5 Secrets To Success For Hobbyists And Pros // Photographing Children & Families

When a friend or client tells me they are interested in learning photography, similar to when they tell me they are having a baby, my first reaction is YAY! Congrats! And then immediately after I feel an urge to help them with their expectations. If you have a child, I'm sure you know what I mean. It's just harder than you might imagine. And also more rewarding than you can fathom. The path to success (in any endeavor) begins with realistic expectations.I wish someone would have broken it down for me when I started both my photography AND my pregnancy :). If we know what is ahead, where we might need help, and where our strengths might lie, we are more prepared to take on the journey. So here are my top 5 "secrets for success" for anyone looking to take on children's/family photography (as a hobby or as a business):

  1. Mastering your camera equipment is essential and necessary but knowing how to work with children can be even more important. I don't find this to be true when photographing landscapes, still life, or even adult couples. But with children who usually want absolutely nothing to do with having their picture taken (and who do not sit still), the ultimate challenge is definitely in engaging your subjects. Expect to have a learning curve in mastering your equipment followed by another curve in using that equipment under chaotic (but awesome) conditions.

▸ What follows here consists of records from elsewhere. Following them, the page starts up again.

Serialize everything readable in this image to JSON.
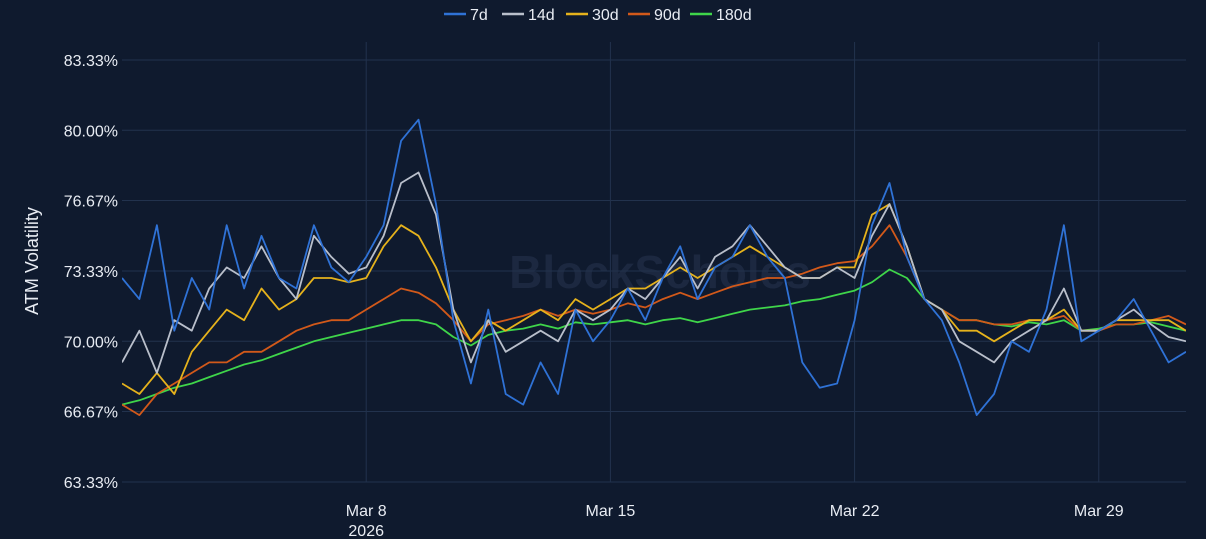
{
  "watermark": "BlockScholes",
  "colors": {
    "background": "#0f1a2e",
    "grid": "#22324d",
    "text": "#e8ecf3"
  },
  "chart_data": {
    "type": "line",
    "ylabel": "ATM Volatility",
    "yticks": [
      "63.33%",
      "66.67%",
      "70.00%",
      "73.33%",
      "76.67%",
      "80.00%",
      "83.33%"
    ],
    "ylim": [
      63.33,
      83.33
    ],
    "xlim": [
      "2026-03-01",
      "2026-03-31T12:00"
    ],
    "xticks": [
      {
        "date": "2026-03-08",
        "label": "Mar 8",
        "sublabel": "2026"
      },
      {
        "date": "2026-03-15",
        "label": "Mar 15",
        "sublabel": ""
      },
      {
        "date": "2026-03-22",
        "label": "Mar 22",
        "sublabel": ""
      },
      {
        "date": "2026-03-29",
        "label": "Mar 29",
        "sublabel": ""
      }
    ],
    "grid": true,
    "legend_position": "top-center",
    "series": [
      {
        "name": "7d",
        "color": "#2f72d6",
        "x": [
          "2026-03-01",
          "2026-03-01T12:00",
          "2026-03-02",
          "2026-03-02T12:00",
          "2026-03-03",
          "2026-03-03T12:00",
          "2026-03-04",
          "2026-03-04T12:00",
          "2026-03-05",
          "2026-03-05T12:00",
          "2026-03-06",
          "2026-03-06T12:00",
          "2026-03-07",
          "2026-03-07T12:00",
          "2026-03-08",
          "2026-03-08T12:00",
          "2026-03-09",
          "2026-03-09T12:00",
          "2026-03-10",
          "2026-03-10T12:00",
          "2026-03-11",
          "2026-03-11T12:00",
          "2026-03-12",
          "2026-03-12T12:00",
          "2026-03-13",
          "2026-03-13T12:00",
          "2026-03-14",
          "2026-03-14T12:00",
          "2026-03-15",
          "2026-03-15T12:00",
          "2026-03-16",
          "2026-03-16T12:00",
          "2026-03-17",
          "2026-03-17T12:00",
          "2026-03-18",
          "2026-03-18T12:00",
          "2026-03-19",
          "2026-03-19T12:00",
          "2026-03-20",
          "2026-03-20T12:00",
          "2026-03-21",
          "2026-03-21T12:00",
          "2026-03-22",
          "2026-03-22T12:00",
          "2026-03-23",
          "2026-03-23T12:00",
          "2026-03-24",
          "2026-03-24T12:00",
          "2026-03-25",
          "2026-03-25T12:00",
          "2026-03-26",
          "2026-03-26T12:00",
          "2026-03-27",
          "2026-03-27T12:00",
          "2026-03-28",
          "2026-03-28T12:00",
          "2026-03-29",
          "2026-03-29T12:00",
          "2026-03-30",
          "2026-03-30T12:00",
          "2026-03-31",
          "2026-03-31T12:00"
        ],
        "values": [
          73.0,
          72.0,
          75.5,
          70.5,
          73.0,
          71.5,
          75.5,
          72.5,
          75.0,
          73.0,
          72.5,
          75.5,
          73.5,
          72.8,
          74.0,
          75.5,
          79.5,
          80.5,
          76.5,
          71.0,
          68.0,
          71.5,
          67.5,
          67.0,
          69.0,
          67.5,
          71.5,
          70.0,
          71.0,
          72.5,
          71.0,
          73.0,
          74.5,
          72.0,
          73.5,
          74.0,
          75.5,
          74.0,
          73.0,
          69.0,
          67.8,
          68.0,
          71.0,
          75.5,
          77.5,
          74.0,
          72.0,
          71.0,
          69.0,
          66.5,
          67.5,
          70.0,
          69.5,
          71.5,
          75.5,
          70.0,
          70.5,
          71.0,
          72.0,
          70.5,
          69.0,
          69.5
        ]
      },
      {
        "name": "14d",
        "color": "#b9bfcb",
        "x": [
          "2026-03-01",
          "2026-03-01T12:00",
          "2026-03-02",
          "2026-03-02T12:00",
          "2026-03-03",
          "2026-03-03T12:00",
          "2026-03-04",
          "2026-03-04T12:00",
          "2026-03-05",
          "2026-03-05T12:00",
          "2026-03-06",
          "2026-03-06T12:00",
          "2026-03-07",
          "2026-03-07T12:00",
          "2026-03-08",
          "2026-03-08T12:00",
          "2026-03-09",
          "2026-03-09T12:00",
          "2026-03-10",
          "2026-03-10T12:00",
          "2026-03-11",
          "2026-03-11T12:00",
          "2026-03-12",
          "2026-03-12T12:00",
          "2026-03-13",
          "2026-03-13T12:00",
          "2026-03-14",
          "2026-03-14T12:00",
          "2026-03-15",
          "2026-03-15T12:00",
          "2026-03-16",
          "2026-03-16T12:00",
          "2026-03-17",
          "2026-03-17T12:00",
          "2026-03-18",
          "2026-03-18T12:00",
          "2026-03-19",
          "2026-03-19T12:00",
          "2026-03-20",
          "2026-03-20T12:00",
          "2026-03-21",
          "2026-03-21T12:00",
          "2026-03-22",
          "2026-03-22T12:00",
          "2026-03-23",
          "2026-03-23T12:00",
          "2026-03-24",
          "2026-03-24T12:00",
          "2026-03-25",
          "2026-03-25T12:00",
          "2026-03-26",
          "2026-03-26T12:00",
          "2026-03-27",
          "2026-03-27T12:00",
          "2026-03-28",
          "2026-03-28T12:00",
          "2026-03-29",
          "2026-03-29T12:00",
          "2026-03-30",
          "2026-03-30T12:00",
          "2026-03-31",
          "2026-03-31T12:00"
        ],
        "values": [
          69.0,
          70.5,
          68.5,
          71.0,
          70.5,
          72.5,
          73.5,
          73.0,
          74.5,
          73.0,
          72.0,
          75.0,
          74.0,
          73.2,
          73.5,
          75.0,
          77.5,
          78.0,
          76.0,
          71.5,
          69.0,
          71.0,
          69.5,
          70.0,
          70.5,
          70.0,
          71.5,
          71.0,
          71.5,
          72.5,
          72.0,
          73.0,
          74.0,
          72.5,
          74.0,
          74.5,
          75.5,
          74.5,
          73.5,
          73.0,
          73.0,
          73.5,
          73.0,
          75.0,
          76.5,
          74.5,
          72.0,
          71.5,
          70.0,
          69.5,
          69.0,
          70.0,
          70.5,
          71.0,
          72.5,
          70.5,
          70.5,
          71.0,
          71.5,
          70.8,
          70.2,
          70.0
        ]
      },
      {
        "name": "30d",
        "color": "#e5b21c",
        "x": [
          "2026-03-01",
          "2026-03-01T12:00",
          "2026-03-02",
          "2026-03-02T12:00",
          "2026-03-03",
          "2026-03-03T12:00",
          "2026-03-04",
          "2026-03-04T12:00",
          "2026-03-05",
          "2026-03-05T12:00",
          "2026-03-06",
          "2026-03-06T12:00",
          "2026-03-07",
          "2026-03-07T12:00",
          "2026-03-08",
          "2026-03-08T12:00",
          "2026-03-09",
          "2026-03-09T12:00",
          "2026-03-10",
          "2026-03-10T12:00",
          "2026-03-11",
          "2026-03-11T12:00",
          "2026-03-12",
          "2026-03-12T12:00",
          "2026-03-13",
          "2026-03-13T12:00",
          "2026-03-14",
          "2026-03-14T12:00",
          "2026-03-15",
          "2026-03-15T12:00",
          "2026-03-16",
          "2026-03-16T12:00",
          "2026-03-17",
          "2026-03-17T12:00",
          "2026-03-18",
          "2026-03-18T12:00",
          "2026-03-19",
          "2026-03-19T12:00",
          "2026-03-20",
          "2026-03-20T12:00",
          "2026-03-21",
          "2026-03-21T12:00",
          "2026-03-22",
          "2026-03-22T12:00",
          "2026-03-23",
          "2026-03-23T12:00",
          "2026-03-24",
          "2026-03-24T12:00",
          "2026-03-25",
          "2026-03-25T12:00",
          "2026-03-26",
          "2026-03-26T12:00",
          "2026-03-27",
          "2026-03-27T12:00",
          "2026-03-28",
          "2026-03-28T12:00",
          "2026-03-29",
          "2026-03-29T12:00",
          "2026-03-30",
          "2026-03-30T12:00",
          "2026-03-31",
          "2026-03-31T12:00"
        ],
        "values": [
          68.0,
          67.5,
          68.5,
          67.5,
          69.5,
          70.5,
          71.5,
          71.0,
          72.5,
          71.5,
          72.0,
          73.0,
          73.0,
          72.8,
          73.0,
          74.5,
          75.5,
          75.0,
          73.5,
          71.5,
          70.0,
          71.0,
          70.5,
          71.0,
          71.5,
          71.0,
          72.0,
          71.5,
          72.0,
          72.5,
          72.5,
          73.0,
          73.5,
          73.0,
          73.5,
          74.0,
          74.5,
          74.0,
          73.5,
          73.0,
          73.0,
          73.5,
          73.5,
          76.0,
          76.5,
          74.5,
          72.0,
          71.5,
          70.5,
          70.5,
          70.0,
          70.5,
          71.0,
          71.0,
          71.5,
          70.5,
          70.5,
          71.0,
          71.0,
          71.0,
          71.0,
          70.5
        ]
      },
      {
        "name": "90d",
        "color": "#d2591a",
        "x": [
          "2026-03-01",
          "2026-03-01T12:00",
          "2026-03-02",
          "2026-03-02T12:00",
          "2026-03-03",
          "2026-03-03T12:00",
          "2026-03-04",
          "2026-03-04T12:00",
          "2026-03-05",
          "2026-03-05T12:00",
          "2026-03-06",
          "2026-03-06T12:00",
          "2026-03-07",
          "2026-03-07T12:00",
          "2026-03-08",
          "2026-03-08T12:00",
          "2026-03-09",
          "2026-03-09T12:00",
          "2026-03-10",
          "2026-03-10T12:00",
          "2026-03-11",
          "2026-03-11T12:00",
          "2026-03-12",
          "2026-03-12T12:00",
          "2026-03-13",
          "2026-03-13T12:00",
          "2026-03-14",
          "2026-03-14T12:00",
          "2026-03-15",
          "2026-03-15T12:00",
          "2026-03-16",
          "2026-03-16T12:00",
          "2026-03-17",
          "2026-03-17T12:00",
          "2026-03-18",
          "2026-03-18T12:00",
          "2026-03-19",
          "2026-03-19T12:00",
          "2026-03-20",
          "2026-03-20T12:00",
          "2026-03-21",
          "2026-03-21T12:00",
          "2026-03-22",
          "2026-03-22T12:00",
          "2026-03-23",
          "2026-03-23T12:00",
          "2026-03-24",
          "2026-03-24T12:00",
          "2026-03-25",
          "2026-03-25T12:00",
          "2026-03-26",
          "2026-03-26T12:00",
          "2026-03-27",
          "2026-03-27T12:00",
          "2026-03-28",
          "2026-03-28T12:00",
          "2026-03-29",
          "2026-03-29T12:00",
          "2026-03-30",
          "2026-03-30T12:00",
          "2026-03-31",
          "2026-03-31T12:00"
        ],
        "values": [
          67.0,
          66.5,
          67.5,
          68.0,
          68.5,
          69.0,
          69.0,
          69.5,
          69.5,
          70.0,
          70.5,
          70.8,
          71.0,
          71.0,
          71.5,
          72.0,
          72.5,
          72.3,
          71.8,
          71.0,
          70.0,
          70.8,
          71.0,
          71.2,
          71.5,
          71.2,
          71.5,
          71.3,
          71.5,
          71.8,
          71.6,
          72.0,
          72.3,
          72.0,
          72.3,
          72.6,
          72.8,
          73.0,
          73.0,
          73.2,
          73.5,
          73.7,
          73.8,
          74.5,
          75.5,
          74.0,
          72.0,
          71.5,
          71.0,
          71.0,
          70.8,
          70.8,
          71.0,
          71.0,
          71.2,
          70.5,
          70.5,
          70.8,
          70.8,
          71.0,
          71.2,
          70.8
        ]
      },
      {
        "name": "180d",
        "color": "#3fd54a",
        "x": [
          "2026-03-01",
          "2026-03-01T12:00",
          "2026-03-02",
          "2026-03-02T12:00",
          "2026-03-03",
          "2026-03-03T12:00",
          "2026-03-04",
          "2026-03-04T12:00",
          "2026-03-05",
          "2026-03-05T12:00",
          "2026-03-06",
          "2026-03-06T12:00",
          "2026-03-07",
          "2026-03-07T12:00",
          "2026-03-08",
          "2026-03-08T12:00",
          "2026-03-09",
          "2026-03-09T12:00",
          "2026-03-10",
          "2026-03-10T12:00",
          "2026-03-11",
          "2026-03-11T12:00",
          "2026-03-12",
          "2026-03-12T12:00",
          "2026-03-13",
          "2026-03-13T12:00",
          "2026-03-14",
          "2026-03-14T12:00",
          "2026-03-15",
          "2026-03-15T12:00",
          "2026-03-16",
          "2026-03-16T12:00",
          "2026-03-17",
          "2026-03-17T12:00",
          "2026-03-18",
          "2026-03-18T12:00",
          "2026-03-19",
          "2026-03-19T12:00",
          "2026-03-20",
          "2026-03-20T12:00",
          "2026-03-21",
          "2026-03-21T12:00",
          "2026-03-22",
          "2026-03-22T12:00",
          "2026-03-23",
          "2026-03-23T12:00",
          "2026-03-24",
          "2026-03-24T12:00",
          "2026-03-25",
          "2026-03-25T12:00",
          "2026-03-26",
          "2026-03-26T12:00",
          "2026-03-27",
          "2026-03-27T12:00",
          "2026-03-28",
          "2026-03-28T12:00",
          "2026-03-29",
          "2026-03-29T12:00",
          "2026-03-30",
          "2026-03-30T12:00",
          "2026-03-31",
          "2026-03-31T12:00"
        ],
        "values": [
          67.0,
          67.2,
          67.5,
          67.8,
          68.0,
          68.3,
          68.6,
          68.9,
          69.1,
          69.4,
          69.7,
          70.0,
          70.2,
          70.4,
          70.6,
          70.8,
          71.0,
          71.0,
          70.8,
          70.2,
          69.8,
          70.3,
          70.5,
          70.6,
          70.8,
          70.6,
          70.9,
          70.8,
          70.9,
          71.0,
          70.8,
          71.0,
          71.1,
          70.9,
          71.1,
          71.3,
          71.5,
          71.6,
          71.7,
          71.9,
          72.0,
          72.2,
          72.4,
          72.8,
          73.4,
          73.0,
          72.0,
          71.5,
          71.0,
          71.0,
          70.8,
          70.7,
          70.9,
          70.8,
          71.0,
          70.5,
          70.6,
          70.8,
          70.8,
          70.9,
          70.7,
          70.5
        ]
      }
    ]
  }
}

  2. Remarkable photographs are made with remarkable use of light. After I learned how to use my equipment, I made the mistake of jumping straight to heavy filters to give my photos some oomph (or so I thought that's what the filters were doing). I should have been trying to master the different ways of using light. Heavy editing has nothing on good lighting. Don't make my mistake. YEARS were wasted.

  3. Your own children are harder to photograph than other people's children. It's the curse of all hobbyist photographers and business owners alike. Our own kids are just so used to us and our camera that they couldn't care less about what we say or how we wiggle around trying to get them to laugh. Don't be discouraged. Our kids are an entirely different animal than someone else's. Whenever you are feeling down about your ability to engage children, practice on others.

  4. Copying, comparing, or trying to duplicate someone else's work &/or vision is the best way to fail. Before you pick up a camera, ask yourself these two questions: Why do you want to learn photography? & What is your idea of a perfect picture? Write down those answers, tapes them to the wall, and use them as your guide as you learn and grow. Ignore what other people are doing...comparing and copying another's work will do nothing but leave you feeling down and exhausted. It's a waste of time. Have fun with your hobby and grow in the direction YOU want.

  5. Your artistic success has nothing to do with the business of photography. You can be a stellar photographer and only do it as a hobby. On the flipside, you can have a thriving photography business and not be a very strong photographer. Never judge your technical or artistic merits by how much income your photography makes (or doesn't make) you.


{Also helpful: How To Get Kids To Smile in Photographs: NEVER SAY CHEESE!}

Have I scared you? Ha! I hope not! Photography is so much fun but like any art, you can easily find yourself getting down about it. I want to help you start off on the right foot and not make all the mistakes I did.

I hope these points will help you in your journey! You will be great and I couldn't be more excited for you.